Fitting machine learning models is computationally expensive, so it is worth investing in the right infrastructure early in the project. Even for data sets of no more than a few gigabytes, large models like neural networks can take hours to fit on an average laptop CPU, and searching for the best such model, according to your KPIs, could take weeks. To save time, and avoid locking up your local devices, cloud computing can offer a good balance of value and efficiency.
AI maintenance can also become expensive over its lifetime if your processes are inefficient, as the costs of updates, modifications, and day-to-day usage add up. Learning from updated data should avoid re-training the model from scratch, and if your circumstances change you need a model that can be rapidly adapted. Keeping your systems streamlined and well documented will pay off significantly in the long run.

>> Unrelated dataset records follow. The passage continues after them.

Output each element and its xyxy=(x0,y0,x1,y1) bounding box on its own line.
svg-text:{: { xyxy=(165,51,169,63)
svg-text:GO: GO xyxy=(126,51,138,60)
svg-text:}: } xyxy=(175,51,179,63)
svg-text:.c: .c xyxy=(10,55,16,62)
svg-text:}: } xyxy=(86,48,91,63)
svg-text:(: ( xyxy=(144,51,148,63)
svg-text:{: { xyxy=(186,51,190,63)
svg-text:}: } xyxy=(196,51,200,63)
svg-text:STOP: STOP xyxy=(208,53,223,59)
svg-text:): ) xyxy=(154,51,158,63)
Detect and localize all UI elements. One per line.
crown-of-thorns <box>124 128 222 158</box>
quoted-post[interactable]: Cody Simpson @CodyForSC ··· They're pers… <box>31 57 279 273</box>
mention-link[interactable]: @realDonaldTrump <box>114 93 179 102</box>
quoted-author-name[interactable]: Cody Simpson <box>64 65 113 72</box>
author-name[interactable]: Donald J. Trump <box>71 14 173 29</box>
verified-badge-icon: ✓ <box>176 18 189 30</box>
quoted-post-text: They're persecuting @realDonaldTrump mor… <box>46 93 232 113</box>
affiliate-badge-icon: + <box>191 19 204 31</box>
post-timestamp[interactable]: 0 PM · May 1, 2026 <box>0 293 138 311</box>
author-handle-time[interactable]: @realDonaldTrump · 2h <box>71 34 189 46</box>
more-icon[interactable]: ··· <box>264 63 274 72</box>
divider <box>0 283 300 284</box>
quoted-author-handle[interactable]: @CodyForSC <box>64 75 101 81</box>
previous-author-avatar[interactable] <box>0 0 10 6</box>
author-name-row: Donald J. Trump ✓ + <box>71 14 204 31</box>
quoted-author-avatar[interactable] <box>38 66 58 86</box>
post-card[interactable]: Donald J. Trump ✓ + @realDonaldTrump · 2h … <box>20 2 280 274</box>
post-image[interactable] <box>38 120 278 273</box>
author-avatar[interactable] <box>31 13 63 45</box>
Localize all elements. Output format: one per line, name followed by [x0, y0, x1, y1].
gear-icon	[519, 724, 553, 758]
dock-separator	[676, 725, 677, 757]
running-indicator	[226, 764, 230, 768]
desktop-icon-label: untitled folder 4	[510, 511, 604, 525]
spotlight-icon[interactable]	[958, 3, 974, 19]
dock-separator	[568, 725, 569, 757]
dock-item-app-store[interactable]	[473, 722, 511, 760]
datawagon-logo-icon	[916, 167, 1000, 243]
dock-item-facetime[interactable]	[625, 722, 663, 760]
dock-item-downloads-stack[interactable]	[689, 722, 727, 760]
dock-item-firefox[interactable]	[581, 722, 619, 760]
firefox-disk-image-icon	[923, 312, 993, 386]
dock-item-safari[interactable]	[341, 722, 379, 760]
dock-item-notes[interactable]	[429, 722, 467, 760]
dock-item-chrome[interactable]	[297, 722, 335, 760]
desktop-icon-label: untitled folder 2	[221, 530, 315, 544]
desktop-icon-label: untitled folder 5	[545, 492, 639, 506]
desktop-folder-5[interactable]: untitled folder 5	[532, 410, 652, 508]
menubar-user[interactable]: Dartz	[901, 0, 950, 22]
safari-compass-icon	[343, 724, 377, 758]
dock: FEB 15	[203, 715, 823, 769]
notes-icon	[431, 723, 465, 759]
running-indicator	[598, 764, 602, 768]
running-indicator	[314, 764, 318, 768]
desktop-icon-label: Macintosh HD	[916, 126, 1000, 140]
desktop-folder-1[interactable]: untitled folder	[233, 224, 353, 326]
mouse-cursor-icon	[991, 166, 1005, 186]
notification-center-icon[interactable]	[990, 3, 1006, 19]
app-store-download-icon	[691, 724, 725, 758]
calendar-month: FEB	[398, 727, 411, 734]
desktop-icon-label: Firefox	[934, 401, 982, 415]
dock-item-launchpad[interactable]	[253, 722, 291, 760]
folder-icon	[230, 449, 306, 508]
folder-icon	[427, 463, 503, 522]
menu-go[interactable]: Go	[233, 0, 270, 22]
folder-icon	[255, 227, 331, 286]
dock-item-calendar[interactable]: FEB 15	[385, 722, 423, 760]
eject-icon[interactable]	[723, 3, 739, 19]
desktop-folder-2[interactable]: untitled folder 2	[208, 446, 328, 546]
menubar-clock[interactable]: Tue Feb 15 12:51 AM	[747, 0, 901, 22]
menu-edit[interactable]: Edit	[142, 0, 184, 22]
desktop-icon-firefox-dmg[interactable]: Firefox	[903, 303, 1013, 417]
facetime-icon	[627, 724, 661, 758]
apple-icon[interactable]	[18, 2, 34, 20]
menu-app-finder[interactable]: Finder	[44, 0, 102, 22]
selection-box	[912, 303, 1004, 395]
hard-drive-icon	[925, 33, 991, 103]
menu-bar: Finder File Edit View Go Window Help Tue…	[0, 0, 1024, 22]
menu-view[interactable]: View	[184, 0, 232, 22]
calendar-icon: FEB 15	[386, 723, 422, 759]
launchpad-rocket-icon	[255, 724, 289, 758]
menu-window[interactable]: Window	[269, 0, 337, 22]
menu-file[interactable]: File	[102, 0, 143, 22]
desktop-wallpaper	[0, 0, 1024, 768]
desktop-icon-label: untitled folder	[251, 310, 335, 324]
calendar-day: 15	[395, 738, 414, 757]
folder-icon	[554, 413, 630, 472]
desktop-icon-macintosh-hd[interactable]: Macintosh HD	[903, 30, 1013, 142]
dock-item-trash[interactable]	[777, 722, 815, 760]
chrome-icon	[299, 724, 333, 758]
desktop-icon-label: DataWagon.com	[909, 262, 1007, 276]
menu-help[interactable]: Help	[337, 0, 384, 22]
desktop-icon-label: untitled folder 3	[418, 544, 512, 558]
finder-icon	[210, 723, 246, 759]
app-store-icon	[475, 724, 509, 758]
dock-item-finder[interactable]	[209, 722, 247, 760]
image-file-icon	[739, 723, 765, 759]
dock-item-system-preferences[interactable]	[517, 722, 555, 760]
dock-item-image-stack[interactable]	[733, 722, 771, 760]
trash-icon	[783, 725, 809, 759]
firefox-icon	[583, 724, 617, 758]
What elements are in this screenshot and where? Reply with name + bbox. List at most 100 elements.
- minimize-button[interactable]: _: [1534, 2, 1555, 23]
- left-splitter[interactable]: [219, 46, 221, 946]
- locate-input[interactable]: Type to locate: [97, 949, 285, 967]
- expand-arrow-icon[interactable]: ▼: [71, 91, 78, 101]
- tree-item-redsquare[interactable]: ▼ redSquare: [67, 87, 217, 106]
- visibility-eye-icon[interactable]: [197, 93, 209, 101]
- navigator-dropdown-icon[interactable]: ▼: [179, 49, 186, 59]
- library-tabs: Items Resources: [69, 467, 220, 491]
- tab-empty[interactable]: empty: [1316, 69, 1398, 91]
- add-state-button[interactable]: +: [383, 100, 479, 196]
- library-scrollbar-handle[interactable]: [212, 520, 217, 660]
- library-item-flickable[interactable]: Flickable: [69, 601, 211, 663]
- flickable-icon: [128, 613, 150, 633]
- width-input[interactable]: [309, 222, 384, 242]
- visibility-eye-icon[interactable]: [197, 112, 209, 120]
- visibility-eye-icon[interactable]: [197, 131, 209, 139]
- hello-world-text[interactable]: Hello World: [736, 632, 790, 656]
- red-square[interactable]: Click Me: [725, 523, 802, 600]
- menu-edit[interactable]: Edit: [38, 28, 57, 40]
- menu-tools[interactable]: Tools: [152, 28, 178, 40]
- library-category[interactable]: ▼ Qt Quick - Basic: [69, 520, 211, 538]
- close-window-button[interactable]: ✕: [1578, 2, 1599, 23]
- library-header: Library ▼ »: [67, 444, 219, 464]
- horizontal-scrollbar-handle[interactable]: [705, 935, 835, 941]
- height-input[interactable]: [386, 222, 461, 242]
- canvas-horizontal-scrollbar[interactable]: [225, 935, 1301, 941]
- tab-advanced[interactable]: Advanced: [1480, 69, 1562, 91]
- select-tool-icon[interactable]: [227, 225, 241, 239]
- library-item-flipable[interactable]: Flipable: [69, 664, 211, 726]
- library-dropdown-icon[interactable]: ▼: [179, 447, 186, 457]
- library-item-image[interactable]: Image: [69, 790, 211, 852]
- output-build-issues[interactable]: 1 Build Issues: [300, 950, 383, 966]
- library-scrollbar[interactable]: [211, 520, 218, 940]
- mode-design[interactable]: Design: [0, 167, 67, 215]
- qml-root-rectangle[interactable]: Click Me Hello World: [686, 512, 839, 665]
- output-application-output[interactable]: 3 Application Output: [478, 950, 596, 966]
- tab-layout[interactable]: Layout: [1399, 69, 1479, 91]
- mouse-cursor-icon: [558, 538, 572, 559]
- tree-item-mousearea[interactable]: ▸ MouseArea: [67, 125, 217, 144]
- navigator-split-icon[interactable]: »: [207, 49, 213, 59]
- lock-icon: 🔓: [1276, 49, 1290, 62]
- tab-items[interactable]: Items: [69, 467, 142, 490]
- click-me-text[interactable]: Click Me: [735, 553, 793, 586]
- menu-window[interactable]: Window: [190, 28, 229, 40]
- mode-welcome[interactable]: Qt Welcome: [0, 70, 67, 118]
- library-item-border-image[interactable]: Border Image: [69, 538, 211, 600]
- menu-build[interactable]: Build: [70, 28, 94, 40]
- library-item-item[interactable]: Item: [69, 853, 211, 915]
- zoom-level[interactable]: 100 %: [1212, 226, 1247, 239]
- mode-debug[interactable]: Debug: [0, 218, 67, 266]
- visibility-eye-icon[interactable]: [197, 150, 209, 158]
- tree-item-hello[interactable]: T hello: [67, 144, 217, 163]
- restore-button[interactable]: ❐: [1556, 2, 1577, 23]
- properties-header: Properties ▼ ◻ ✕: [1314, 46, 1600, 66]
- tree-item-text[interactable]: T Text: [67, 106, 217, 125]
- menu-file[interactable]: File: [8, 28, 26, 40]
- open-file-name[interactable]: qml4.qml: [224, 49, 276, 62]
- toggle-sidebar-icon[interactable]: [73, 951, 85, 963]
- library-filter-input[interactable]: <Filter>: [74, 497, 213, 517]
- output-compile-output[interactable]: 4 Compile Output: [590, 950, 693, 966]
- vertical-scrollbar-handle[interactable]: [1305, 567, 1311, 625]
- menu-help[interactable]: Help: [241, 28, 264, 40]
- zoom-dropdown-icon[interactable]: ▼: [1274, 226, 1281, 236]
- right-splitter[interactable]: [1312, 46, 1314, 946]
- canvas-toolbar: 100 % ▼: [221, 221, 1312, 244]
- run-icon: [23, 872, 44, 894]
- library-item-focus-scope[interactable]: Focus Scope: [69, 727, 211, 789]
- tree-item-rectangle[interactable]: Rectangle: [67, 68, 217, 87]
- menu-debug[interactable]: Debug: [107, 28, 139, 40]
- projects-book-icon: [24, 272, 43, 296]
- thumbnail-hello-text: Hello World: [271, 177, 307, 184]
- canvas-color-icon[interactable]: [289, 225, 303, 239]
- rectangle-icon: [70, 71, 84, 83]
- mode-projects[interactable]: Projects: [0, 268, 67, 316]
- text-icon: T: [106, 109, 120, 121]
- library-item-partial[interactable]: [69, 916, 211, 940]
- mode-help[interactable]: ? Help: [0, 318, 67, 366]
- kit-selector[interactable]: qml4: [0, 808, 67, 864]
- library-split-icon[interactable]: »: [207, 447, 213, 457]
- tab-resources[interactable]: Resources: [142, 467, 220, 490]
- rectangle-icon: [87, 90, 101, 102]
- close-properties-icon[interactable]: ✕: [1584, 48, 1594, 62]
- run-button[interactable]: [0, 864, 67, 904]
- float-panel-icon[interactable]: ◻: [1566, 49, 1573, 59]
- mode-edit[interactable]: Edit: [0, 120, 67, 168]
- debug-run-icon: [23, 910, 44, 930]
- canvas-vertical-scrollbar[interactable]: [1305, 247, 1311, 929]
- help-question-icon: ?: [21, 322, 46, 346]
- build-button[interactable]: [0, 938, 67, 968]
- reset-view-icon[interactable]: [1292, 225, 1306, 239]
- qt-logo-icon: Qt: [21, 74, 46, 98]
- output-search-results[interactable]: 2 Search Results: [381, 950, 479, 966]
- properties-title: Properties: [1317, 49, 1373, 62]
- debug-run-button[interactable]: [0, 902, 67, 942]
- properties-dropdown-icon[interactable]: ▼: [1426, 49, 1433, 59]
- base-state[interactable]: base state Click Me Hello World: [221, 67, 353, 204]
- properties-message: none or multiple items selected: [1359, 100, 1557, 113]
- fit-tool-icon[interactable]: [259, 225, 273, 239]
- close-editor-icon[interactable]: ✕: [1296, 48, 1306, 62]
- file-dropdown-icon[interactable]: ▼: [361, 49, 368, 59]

AI has achieved great successes where human pattern recognition fails. Without due care, however, an AI can quickly become costly, unhelpful, or downright misleading. You can avoid these pitfalls by establishing appropriate and achievable goals for your needs, by ensuring your data can answer your questions, and by setting up suitable infrastructure early.
It is hard to build trust in AI, even those you’ve designed yourself, as they appear to achieve feats of increasingly complex reasoning in ways most humans cannot comprehend. The power of explainable AI should not be underestimated. If your solution is justified, and stands up to scrutiny from questions like these, you can be confident that AI is providing a good return on your investment.